Metje Postma is an anthropologist-filmmaker and holds a tenure position as lecturer in Visual Ethnography at the Department of Cultural Anthropology and Development Sociology of Leiden University, since 1989. She (co-)produced several documentaries Por que se van? (1985, 58 min.) on the consequences of migration of girls from a mountain village in the Pyrenees; Bit al Sudan (1993, 27 min) on the traditional production and use of Sorghum (Dura) products by women in Sudan. Of Men and Mares, (1998, 90 min.) a documentary about horse-based agriculture in the Netherlands, She edited several film productions with colleagues (Clara Brakel 1992: Bedaya Dances, Carla Risseeuw: Old Spirits New Persons1999), and co-directed and filmed a portrait of a Dutch-Surinamese female politician with Jet Homoet (Tara, 2002). Between 2001 and 2003 she researched and filmed the documentary:  The way of the bow (in production) on the practice of Japanese Archery in the Netherlands. In her present research she focuses on Sudan. From 2003 till 2006 she performed research with the Sudanese Rashaida Bedouin, residing in Eritrea as rebels and refugees at the time. This research has resulted in 3 documentaries (Voices in the desert – the Rashaida and Fuzum (2005), Aida, Lioness among Free Lions (2019), and What’s in store (2020 (in production).
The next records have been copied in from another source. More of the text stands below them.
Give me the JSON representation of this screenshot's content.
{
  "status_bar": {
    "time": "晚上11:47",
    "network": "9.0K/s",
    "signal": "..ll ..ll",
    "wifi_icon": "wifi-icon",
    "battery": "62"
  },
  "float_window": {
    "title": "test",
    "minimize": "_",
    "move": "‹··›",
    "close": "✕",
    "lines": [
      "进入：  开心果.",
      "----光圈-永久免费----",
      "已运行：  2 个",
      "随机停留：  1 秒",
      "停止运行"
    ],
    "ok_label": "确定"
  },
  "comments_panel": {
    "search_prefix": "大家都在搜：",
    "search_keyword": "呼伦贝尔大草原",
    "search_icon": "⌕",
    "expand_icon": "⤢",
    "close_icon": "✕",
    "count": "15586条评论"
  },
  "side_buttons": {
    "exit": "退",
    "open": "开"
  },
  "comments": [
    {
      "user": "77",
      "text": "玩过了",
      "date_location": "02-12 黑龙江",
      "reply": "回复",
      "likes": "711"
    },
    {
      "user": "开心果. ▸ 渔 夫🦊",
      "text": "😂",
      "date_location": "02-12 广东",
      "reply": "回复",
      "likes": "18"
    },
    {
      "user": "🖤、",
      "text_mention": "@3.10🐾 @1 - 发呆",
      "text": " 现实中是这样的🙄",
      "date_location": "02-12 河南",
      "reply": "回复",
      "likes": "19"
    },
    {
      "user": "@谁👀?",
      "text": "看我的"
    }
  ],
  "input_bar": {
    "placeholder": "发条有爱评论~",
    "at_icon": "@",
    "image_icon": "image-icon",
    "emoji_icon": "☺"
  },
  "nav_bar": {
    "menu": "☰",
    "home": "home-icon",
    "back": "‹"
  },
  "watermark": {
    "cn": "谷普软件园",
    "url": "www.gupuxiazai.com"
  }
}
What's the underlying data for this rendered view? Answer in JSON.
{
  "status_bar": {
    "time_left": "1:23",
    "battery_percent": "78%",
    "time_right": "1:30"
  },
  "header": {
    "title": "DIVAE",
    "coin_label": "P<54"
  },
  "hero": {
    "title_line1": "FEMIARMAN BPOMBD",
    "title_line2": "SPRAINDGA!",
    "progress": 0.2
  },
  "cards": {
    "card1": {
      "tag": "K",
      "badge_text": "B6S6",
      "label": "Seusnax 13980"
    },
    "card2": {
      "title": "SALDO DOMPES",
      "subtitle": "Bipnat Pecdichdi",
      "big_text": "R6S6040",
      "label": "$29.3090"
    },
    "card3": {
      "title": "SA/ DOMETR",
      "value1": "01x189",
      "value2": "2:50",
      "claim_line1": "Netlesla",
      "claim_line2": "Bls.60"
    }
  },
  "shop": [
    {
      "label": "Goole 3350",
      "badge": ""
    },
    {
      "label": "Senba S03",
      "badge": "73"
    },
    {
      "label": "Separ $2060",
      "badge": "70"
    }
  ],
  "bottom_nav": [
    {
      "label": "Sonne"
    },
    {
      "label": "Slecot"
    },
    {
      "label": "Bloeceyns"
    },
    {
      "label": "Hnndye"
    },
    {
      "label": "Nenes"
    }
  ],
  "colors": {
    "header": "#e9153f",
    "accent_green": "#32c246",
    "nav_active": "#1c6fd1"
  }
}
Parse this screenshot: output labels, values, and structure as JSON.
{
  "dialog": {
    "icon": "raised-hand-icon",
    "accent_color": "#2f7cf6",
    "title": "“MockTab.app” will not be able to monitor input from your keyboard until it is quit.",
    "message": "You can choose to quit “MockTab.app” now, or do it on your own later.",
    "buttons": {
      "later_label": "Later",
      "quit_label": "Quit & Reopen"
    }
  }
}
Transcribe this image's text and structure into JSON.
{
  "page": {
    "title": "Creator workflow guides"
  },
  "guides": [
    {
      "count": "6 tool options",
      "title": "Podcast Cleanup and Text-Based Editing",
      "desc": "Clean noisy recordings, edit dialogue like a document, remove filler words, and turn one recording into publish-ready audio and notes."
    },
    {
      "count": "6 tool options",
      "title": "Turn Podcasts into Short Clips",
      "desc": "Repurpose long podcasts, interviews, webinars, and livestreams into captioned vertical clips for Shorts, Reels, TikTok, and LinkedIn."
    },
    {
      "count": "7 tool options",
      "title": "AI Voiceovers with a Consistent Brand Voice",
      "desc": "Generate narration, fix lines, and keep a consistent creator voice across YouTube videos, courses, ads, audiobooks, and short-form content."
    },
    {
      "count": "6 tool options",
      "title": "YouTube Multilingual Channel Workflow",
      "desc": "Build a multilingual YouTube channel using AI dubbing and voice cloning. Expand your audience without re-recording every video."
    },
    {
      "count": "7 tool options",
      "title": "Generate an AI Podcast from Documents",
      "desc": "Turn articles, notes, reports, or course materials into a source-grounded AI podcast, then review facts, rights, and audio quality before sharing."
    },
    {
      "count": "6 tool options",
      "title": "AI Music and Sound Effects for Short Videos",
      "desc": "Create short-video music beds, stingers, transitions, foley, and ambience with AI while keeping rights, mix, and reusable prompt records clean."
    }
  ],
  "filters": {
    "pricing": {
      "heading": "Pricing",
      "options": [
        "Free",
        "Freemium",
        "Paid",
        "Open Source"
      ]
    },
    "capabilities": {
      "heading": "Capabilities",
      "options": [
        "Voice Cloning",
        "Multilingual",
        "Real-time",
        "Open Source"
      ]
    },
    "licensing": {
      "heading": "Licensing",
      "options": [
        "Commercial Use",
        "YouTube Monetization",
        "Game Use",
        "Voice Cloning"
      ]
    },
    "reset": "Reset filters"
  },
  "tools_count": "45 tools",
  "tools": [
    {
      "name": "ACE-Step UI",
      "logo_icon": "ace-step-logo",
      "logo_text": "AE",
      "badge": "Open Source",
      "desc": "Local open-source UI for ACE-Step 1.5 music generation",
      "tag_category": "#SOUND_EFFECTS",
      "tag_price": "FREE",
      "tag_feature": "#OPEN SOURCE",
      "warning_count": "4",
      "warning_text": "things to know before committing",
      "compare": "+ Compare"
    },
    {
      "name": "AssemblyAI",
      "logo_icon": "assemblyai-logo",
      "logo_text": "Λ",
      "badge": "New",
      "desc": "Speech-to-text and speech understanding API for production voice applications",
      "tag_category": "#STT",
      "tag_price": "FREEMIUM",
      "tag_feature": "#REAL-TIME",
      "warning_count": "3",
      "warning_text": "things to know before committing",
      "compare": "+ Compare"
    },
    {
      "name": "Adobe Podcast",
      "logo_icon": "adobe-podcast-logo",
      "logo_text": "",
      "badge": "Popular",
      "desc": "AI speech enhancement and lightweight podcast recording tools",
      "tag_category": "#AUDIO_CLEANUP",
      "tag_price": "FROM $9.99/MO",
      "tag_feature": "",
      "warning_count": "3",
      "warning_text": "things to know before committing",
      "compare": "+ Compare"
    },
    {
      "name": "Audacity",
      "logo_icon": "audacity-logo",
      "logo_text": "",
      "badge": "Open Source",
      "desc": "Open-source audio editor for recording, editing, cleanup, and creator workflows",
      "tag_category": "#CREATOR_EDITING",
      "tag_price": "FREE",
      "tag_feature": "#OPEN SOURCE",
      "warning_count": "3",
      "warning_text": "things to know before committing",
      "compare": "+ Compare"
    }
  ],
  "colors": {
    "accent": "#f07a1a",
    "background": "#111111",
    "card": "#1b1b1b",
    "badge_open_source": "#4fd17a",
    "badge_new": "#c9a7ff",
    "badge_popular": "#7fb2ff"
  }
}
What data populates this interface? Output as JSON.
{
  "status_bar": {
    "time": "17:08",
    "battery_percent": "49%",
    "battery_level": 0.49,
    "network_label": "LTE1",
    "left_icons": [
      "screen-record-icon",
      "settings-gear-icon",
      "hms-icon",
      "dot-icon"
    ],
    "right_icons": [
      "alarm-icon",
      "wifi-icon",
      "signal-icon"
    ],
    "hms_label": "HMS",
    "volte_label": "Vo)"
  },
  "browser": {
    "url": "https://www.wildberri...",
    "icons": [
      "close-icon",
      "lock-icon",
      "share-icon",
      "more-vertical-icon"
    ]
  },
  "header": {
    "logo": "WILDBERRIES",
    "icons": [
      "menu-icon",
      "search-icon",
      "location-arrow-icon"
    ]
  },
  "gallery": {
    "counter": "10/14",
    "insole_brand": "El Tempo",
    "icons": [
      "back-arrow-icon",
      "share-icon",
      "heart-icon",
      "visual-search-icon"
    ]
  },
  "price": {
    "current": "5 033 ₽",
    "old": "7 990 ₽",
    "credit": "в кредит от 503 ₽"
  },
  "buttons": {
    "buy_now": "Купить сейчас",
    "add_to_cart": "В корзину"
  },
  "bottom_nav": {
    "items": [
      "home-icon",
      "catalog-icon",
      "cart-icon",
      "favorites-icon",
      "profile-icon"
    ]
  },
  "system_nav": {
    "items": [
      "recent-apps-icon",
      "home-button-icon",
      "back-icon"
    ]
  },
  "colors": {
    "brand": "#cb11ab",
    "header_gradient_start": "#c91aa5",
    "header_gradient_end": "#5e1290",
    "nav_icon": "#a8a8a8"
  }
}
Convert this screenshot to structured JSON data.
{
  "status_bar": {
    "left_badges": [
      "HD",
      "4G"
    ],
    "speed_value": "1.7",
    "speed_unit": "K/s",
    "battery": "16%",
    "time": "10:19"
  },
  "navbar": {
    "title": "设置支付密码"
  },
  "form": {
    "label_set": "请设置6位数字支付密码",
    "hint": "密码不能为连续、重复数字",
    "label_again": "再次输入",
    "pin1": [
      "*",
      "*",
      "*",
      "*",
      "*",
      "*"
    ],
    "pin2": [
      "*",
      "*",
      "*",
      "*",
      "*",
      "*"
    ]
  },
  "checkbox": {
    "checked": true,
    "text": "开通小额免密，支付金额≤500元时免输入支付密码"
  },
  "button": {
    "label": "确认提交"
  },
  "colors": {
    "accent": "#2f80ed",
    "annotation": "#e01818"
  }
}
Metje Postma co-edited the volume Reflecting Visual Ethnography, using the camera in anthropological Research (2006) and wrote several articles on visual ethnography and the history of ethnographic cinema. From 2009 till 2019 Metje Postma was chairwoman of the Commission on Visual Anthropology of the International Union of Anthropological and Ethnological Sciences.

Since 1993 Metje Postma has also been teaching ethnographic film courses outside Leiden (Munchen, London, Athens, Tromsø, Ljubljana, Omdurman, Asmara).